Thursday, July 23, 2015
Most people don't realize that when I was producing ETC the magazine, I also produced a few newsletter editions! Well, thanks to the generosity of Joshua Thomas Gravel, I can offer folks a chance to download and read this rare blast from the past!! It's sad that even I didn't remember publishing this (I have another half issue in my possession, but not this one). So, if you're interested, here it is! ETC # 6.5
Sunday, July 19, 2015
La Sanguisuga Conduce La Danza
Sales Title: The Bloodsucker Leads The Dance
U.S.Video Title: The Passion Of Evelyn
D: Alfredo Rizzo
P: TO Ro Cinematografica//St & Sc: Alfredo Rizzo//DP: Aldo Greci//E: Pierra Bruni & Gianfranco Simonelli//M: Marcello Giombini//Art D: Vanni Castellani//Costume: Maria Luisa Panard.
Cast: Femi Benussi, Giacomo Rossi-Stuart, Krista Nell, Patrizia Di Rossi, Luciano Pigozzi, Mario Del Rosa, Barbara Marzano, Caterina Chiani.
It's Ireland, 1902, and a penniless troup of actors are invited to perform at Count Monarch's castle. The group of thespians consist of wimpy Samuel, nymphomaniac Cora, and the titular lead, Evelyn. They are given an inhospitable welcome from the castle's servants as they all seem to be hiding something. In a short time various members of the acting troup are murdered with everyone acting suspicious. Meanwhile, the Count has fallen in love with Evelyn as she reminds him of his long lost wife. More murderers occur before the police show up and discover the killer's identity.

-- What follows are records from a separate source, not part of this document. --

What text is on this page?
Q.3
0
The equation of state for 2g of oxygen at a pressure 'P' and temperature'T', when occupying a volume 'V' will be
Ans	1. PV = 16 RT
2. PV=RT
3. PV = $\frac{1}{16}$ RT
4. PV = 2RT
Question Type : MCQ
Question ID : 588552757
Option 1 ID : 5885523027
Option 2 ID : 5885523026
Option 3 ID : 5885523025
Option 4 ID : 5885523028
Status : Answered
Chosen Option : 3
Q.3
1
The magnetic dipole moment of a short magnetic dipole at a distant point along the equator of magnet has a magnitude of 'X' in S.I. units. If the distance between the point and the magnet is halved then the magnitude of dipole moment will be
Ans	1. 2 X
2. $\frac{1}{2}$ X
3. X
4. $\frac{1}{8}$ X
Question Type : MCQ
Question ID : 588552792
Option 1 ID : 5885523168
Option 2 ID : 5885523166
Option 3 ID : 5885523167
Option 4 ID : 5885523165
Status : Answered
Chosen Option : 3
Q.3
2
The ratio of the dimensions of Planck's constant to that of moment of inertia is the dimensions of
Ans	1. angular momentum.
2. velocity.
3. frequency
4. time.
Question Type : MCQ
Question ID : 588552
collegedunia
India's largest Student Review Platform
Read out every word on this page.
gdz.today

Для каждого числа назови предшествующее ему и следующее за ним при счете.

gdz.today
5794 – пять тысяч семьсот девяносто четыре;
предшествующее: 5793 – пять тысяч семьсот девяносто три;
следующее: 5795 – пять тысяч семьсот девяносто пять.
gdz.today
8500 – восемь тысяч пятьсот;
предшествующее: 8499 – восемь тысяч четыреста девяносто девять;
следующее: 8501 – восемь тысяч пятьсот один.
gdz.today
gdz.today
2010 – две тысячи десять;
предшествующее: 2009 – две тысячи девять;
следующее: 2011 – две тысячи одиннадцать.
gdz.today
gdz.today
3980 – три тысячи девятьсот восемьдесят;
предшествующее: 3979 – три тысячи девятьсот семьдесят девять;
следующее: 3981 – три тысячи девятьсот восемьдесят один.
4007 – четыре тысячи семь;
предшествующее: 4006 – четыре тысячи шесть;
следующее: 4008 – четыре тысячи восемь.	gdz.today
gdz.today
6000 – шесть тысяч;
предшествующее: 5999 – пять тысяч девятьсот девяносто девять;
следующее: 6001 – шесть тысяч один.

It's not often I see a film with practically no redeeming features, but The Passion Of Evelyn comes close. The first murder doesn't even occur until an hour into this film's running time and by then, the vast majority of the audience may have already given up and gone home. While we are waiting we do get several sexual encounters between the various cast members but unless you get off to the pairing of Luciano Pigozzi and Femi Benussi (a ludicrous matchup not seen since Joe Spinell and Caroline Munroe in Maniac, 1980), even that bit of activity comes across as uninspired. The dubbing here is also excrutiating, in particular the voice actor used for Giacomo Rossi Stuart who sounds quite constipated. Patrizia De Rossi (who also goes by Patrizia Webley in her sexier roles) is the single attraction, but only to those of us who never quite got over the fact that we weren't breast fed as a child.
Friday, July 10, 2015
Il Rosso Segno Della Follia
Hatchet For A Honeymoon
D: Mario Bava
P: Manuel Caño for Pan Latina Films, Mercury Films & Peliculas Ibarra & Cia SA//St & Sc: Santiago Moncada//DP: Mario Bava//E: Soledad Lopez//M: Sante Romitelli//Art D: Jesus Herrero//Costumes: Jose Tresserra//Makeup: Elisa Aspach & Piero Mecaccia.

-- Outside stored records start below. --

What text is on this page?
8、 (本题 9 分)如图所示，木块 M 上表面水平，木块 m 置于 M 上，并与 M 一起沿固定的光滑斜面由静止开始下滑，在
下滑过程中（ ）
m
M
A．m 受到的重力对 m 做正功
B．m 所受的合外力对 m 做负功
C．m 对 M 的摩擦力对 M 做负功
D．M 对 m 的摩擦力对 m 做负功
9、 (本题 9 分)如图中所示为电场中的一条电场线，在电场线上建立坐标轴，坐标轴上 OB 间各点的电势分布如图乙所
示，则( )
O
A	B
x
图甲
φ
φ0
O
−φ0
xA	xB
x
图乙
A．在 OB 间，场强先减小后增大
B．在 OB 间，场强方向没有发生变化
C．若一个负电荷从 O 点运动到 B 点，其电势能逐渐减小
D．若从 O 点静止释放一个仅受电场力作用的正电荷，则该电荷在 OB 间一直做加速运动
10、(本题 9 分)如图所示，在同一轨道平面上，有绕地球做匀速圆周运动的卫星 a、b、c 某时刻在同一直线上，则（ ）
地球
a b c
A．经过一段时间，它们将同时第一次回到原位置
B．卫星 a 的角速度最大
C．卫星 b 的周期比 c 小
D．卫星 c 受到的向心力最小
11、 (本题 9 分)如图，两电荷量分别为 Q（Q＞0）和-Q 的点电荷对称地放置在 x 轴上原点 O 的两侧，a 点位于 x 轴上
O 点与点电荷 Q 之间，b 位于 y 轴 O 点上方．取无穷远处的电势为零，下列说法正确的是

Cast: Stephen Forsyth, Dagmar Lassander, Laura Betti, Jesus Puente, Femi Benussi, Antonio Mas, Alan Collins (Luciano Pigozzi), Gerard Tichy, Veronica Llimera, Fortunato Pascuale, Jose Ignacio Abadaz, Silvia Lienas, Monserrat Riba.
John Harrington has inherited his dress designing business from his mother. He is also a psychopath who has murdered 5 women on their wedding night. Each death allows him to relive a childhood trauma in more detail. He continues to kill until he meets Helen, a model at his shop. John's wife Mildred is a horrid shrew who won't give him a divorce, so he ends up murdering her too. Even after her death, Mildred continues to be seen by her friends as she haunts John and keeps her promise that she will never leave him. John only needs to kill one more woman to discover what it was he saw many years ago that has so affected him. Helen seems to be that final victim as the film reaches its haunting conclusion.

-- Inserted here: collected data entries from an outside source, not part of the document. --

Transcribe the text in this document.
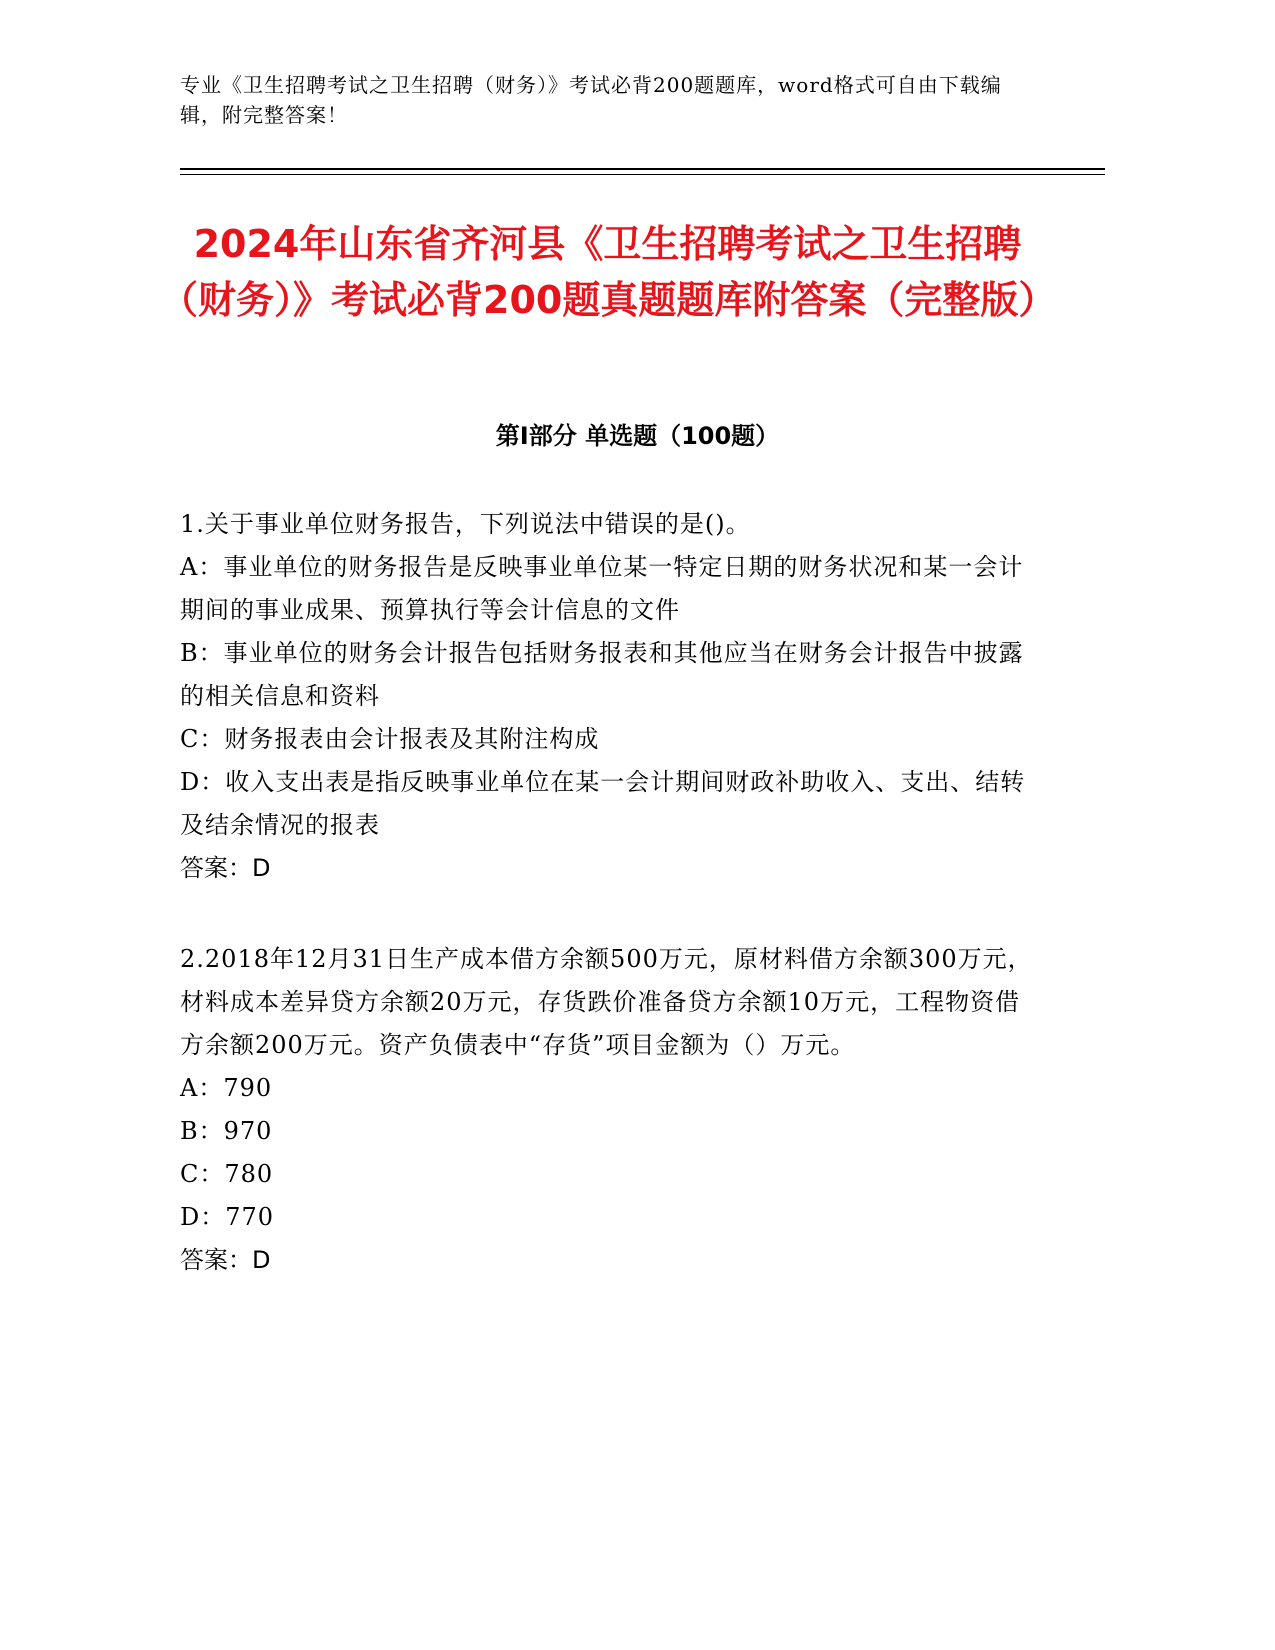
专业《卫生招聘考试之卫生招聘（财务）》考试必背200题题库，word格式可自由下载编辑，附完整答案！
2024年山东省齐河县《卫生招聘考试之卫生招聘（财务）》考试必背200题真题题库附答案（完整版）
第I部分 单选题（100题）
1.关于事业单位财务报告，下列说法中错误的是()。
A：事业单位的财务报告是反映事业单位某一特定日期的财务状况和某一会计期间的事业成果、预算执行等会计信息的文件
B：事业单位的财务会计报告包括财务报表和其他应当在财务会计报告中披露的相关信息和资料
C：财务报表由会计报表及其附注构成
D：收入支出表是指反映事业单位在某一会计期间财政补助收入、支出、结转及结余情况的报表
答案：D
2.2018年12月31日生产成本借方余额500万元，原材料借方余额300万元，材料成本差异贷方余额20万元，存货跌价准备贷方余额10万元，工程物资借方余额200万元。资产负债表中“存货”项目金额为（）万元。
A：790
B：970
C：780
D：770
答案：D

Often considered the runt of the litter when it comes to Mario Bava films, the problems can no doubt be traced to its Spanish production origins. Stephen Forsyth, who looks like John Phillip Law, plays the part of a guy who knows he's crazy but doesn't really care in a very effective manner. Because of Laura Betti's performance as the castrating bitch/wife so well, you almost feel sympathy for Forsythe and he's a killer! No doubt the reason for such fine performances is related to the script writer, Santiago Moncada. He was a prolific workhorse in the Spanish film industry writing screenplays for Jesus Franco, Javiar Bardem and many others. Unlike most Giallli, the mystery relies not on who the killer is (that's revealed within the first five minutes), but why. Bava can't resist an in-joke or two (Forsyth is watching KILL BABY KILL on his TV set), but other than the effective cinematography, he's just going through the motions as far as direction goes.